I had a really hard time choosing between Captain Cat and A House in the Woods, so I choose both! Like All the World, Inga Moore’s books come in a large, beautiful format, inviting the reader to spend copious amounts of time reveling in the lovely, muted illustrations. Her delicate cross hatching and careful shading evoke her characters and settings, particularly the forest. In Captain Cat, we meet a sea captain who is so in love with his pet cats, that he trades all of his valuables for more cats. Laughed out of the main sea port, he finds himself in strange waters, with his cats for company and stumbles upon an island with a little girl-queen whose home is overrun with rats. Wonderfully expressive cat faces highlight the quirky artwork and characters that populate this fairy-tale like story, which does include a few surprises, such as a picture featuring a row of rat corpses, lined up by the proud cats. While this part may jar a few unsuspecting readers or their parents, it falls neatly within the realm of a fairy tale world, which I think Inga Moore is going for with this whimsical book. Somewhat more traditional, and with a more succinct story, A House in the Woods introduces us to two pigs, a bear and a moose who decide to build a house in which they can all live happily together. They hire the most logical, hardworking animals to do the job: beavers. After working out the payment (the beavers wish to be paid in peanut butter sandwiches), the house goes up fast and we are regaled with hilarious and beautiful illustrations of a moose, pig and bear sitting around the fire like old friends. Inga Moore manages to draw realistic, animal characters with charmingly human characteristics—the moose stands upright with his hands on his hips, the beavers carry clipboards and drive a work truck. Inga Moore’s books make perfect gifts for birthday parties or holidays for the 2-5 year old set.

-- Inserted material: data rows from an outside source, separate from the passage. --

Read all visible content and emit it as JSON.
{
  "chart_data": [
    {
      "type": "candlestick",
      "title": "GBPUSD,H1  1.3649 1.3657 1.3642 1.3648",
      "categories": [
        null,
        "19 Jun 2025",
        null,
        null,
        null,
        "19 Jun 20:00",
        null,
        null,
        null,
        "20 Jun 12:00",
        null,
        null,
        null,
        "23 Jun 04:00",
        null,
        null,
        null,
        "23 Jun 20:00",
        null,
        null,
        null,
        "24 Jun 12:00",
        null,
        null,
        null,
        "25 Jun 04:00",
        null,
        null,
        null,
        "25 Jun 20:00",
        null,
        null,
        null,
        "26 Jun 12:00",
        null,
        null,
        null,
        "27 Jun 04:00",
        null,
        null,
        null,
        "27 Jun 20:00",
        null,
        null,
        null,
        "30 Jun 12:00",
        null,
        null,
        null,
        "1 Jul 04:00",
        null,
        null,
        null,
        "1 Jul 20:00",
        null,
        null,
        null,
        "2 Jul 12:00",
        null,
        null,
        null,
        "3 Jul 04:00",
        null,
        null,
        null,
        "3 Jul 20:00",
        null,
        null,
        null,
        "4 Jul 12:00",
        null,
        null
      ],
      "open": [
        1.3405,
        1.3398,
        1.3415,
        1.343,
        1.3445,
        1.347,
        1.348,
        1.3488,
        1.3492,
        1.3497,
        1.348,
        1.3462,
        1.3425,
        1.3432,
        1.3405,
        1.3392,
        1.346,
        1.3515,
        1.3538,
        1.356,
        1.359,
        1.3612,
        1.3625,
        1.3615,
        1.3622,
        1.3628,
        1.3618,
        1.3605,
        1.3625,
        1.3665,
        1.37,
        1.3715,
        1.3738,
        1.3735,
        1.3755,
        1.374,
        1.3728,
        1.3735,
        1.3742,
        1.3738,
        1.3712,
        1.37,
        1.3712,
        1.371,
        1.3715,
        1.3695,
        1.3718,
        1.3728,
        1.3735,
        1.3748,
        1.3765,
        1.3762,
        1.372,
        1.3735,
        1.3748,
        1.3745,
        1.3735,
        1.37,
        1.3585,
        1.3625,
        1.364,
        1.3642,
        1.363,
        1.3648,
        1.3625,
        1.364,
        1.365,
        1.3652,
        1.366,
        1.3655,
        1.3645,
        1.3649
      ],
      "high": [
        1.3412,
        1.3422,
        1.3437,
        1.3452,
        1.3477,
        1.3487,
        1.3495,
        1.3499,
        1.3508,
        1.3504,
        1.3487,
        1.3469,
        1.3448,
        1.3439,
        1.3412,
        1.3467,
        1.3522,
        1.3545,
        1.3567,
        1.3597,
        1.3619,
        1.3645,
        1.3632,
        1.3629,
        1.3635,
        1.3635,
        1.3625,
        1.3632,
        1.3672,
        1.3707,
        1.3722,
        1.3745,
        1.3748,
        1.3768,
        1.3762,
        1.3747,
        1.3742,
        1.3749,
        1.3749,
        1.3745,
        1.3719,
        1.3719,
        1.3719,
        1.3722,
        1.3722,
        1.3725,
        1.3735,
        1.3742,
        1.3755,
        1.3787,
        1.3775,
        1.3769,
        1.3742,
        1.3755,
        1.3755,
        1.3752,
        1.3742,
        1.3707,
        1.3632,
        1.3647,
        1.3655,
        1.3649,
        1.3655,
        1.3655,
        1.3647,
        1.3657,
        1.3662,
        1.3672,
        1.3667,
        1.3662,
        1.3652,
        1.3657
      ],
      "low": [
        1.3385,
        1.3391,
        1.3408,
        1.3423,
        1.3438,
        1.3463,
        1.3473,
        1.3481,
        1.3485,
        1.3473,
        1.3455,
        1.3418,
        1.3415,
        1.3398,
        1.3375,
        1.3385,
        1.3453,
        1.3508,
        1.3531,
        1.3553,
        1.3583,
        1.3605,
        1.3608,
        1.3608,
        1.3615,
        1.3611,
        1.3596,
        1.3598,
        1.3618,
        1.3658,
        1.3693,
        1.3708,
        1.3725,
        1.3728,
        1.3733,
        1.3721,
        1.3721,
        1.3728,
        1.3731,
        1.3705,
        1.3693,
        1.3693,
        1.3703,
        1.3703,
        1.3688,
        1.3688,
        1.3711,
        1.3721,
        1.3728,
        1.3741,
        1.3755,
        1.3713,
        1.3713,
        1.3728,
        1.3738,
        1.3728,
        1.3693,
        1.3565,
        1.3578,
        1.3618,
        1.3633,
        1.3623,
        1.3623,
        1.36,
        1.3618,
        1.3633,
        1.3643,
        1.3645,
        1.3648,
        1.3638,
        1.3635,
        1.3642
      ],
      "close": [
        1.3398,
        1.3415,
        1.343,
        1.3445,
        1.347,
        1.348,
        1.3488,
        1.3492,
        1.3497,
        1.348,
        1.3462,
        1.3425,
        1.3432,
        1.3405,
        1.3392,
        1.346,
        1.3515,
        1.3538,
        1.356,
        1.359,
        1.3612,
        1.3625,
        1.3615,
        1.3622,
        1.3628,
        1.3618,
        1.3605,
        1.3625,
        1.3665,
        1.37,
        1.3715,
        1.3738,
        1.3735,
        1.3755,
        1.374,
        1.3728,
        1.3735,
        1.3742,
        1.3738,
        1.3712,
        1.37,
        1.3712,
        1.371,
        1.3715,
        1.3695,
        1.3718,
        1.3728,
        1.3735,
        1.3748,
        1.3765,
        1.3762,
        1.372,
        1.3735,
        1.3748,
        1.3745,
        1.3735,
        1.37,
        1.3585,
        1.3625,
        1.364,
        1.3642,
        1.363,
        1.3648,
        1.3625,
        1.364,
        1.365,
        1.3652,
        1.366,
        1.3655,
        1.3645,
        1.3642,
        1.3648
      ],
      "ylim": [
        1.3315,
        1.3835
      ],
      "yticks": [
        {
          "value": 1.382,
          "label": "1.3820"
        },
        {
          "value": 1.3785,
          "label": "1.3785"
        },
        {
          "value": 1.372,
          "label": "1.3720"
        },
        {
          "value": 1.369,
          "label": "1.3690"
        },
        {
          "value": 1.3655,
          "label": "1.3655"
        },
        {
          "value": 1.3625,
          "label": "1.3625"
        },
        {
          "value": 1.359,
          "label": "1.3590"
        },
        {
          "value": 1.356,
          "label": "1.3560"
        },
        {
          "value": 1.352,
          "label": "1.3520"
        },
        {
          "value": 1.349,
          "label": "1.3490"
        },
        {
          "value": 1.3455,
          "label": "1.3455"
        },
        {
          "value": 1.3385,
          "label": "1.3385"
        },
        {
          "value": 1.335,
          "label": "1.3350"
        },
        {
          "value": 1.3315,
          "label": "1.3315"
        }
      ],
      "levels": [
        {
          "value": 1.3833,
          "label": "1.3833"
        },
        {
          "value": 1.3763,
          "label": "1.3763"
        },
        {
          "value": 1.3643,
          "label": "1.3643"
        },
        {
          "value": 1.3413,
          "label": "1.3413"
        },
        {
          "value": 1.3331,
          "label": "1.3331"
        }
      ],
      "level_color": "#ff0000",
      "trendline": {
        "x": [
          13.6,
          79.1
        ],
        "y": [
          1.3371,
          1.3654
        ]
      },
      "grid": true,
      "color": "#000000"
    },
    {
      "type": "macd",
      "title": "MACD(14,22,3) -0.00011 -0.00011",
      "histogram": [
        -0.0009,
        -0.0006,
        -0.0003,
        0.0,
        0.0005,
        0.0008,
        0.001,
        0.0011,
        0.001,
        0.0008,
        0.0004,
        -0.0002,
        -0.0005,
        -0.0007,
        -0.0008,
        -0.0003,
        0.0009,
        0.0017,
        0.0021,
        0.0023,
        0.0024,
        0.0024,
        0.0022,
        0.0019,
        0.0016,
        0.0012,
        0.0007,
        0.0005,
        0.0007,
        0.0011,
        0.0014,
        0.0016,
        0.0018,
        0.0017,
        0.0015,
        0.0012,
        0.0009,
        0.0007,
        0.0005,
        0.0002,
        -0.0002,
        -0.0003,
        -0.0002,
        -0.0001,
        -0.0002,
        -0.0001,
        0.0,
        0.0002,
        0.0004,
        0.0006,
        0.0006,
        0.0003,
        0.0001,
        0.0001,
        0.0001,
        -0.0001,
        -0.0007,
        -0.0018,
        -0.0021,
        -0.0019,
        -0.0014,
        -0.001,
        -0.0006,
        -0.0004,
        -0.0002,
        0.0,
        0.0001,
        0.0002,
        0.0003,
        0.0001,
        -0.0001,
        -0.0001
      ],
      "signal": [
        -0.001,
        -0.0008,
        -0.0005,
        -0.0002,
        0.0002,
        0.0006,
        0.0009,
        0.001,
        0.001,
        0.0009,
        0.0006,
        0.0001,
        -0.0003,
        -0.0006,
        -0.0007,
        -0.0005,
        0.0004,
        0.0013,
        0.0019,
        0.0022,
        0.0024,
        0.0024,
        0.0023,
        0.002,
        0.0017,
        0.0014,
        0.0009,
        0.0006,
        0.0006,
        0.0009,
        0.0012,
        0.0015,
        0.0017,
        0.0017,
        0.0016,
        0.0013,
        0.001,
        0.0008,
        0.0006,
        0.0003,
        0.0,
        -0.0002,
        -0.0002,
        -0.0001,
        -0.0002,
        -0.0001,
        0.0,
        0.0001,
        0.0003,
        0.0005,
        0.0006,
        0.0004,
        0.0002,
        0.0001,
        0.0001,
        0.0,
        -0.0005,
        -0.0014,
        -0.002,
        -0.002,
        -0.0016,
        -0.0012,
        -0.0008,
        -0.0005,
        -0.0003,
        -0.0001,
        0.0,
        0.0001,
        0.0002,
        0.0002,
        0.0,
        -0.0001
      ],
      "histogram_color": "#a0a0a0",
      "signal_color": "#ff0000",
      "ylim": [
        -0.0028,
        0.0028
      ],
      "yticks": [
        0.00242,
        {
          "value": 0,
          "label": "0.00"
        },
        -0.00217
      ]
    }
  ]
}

Enjoy this book, but know that you will weep. Homer is an old dog. Old, but happy. The wonderful Elisha Cooper illustrates a day as experienced by Homer, an aging yellow lab who lives in a house by the sea. Homer is approached by everyone in the family, grownups, kids, other dogs. He is too tired to join them in their activities, but he is content to sit on the porch, feeling the cool breeze in his fur, watching his family come and go. A lovely, understated perspective on getting old, this book treats us to the comforting rhythms of everyday life. It will delight young and grown dog lovers alike, but holds extra weight, I think, with those of us old enough to grasp the bittersweet reality of time passing. Makes me tear up every time.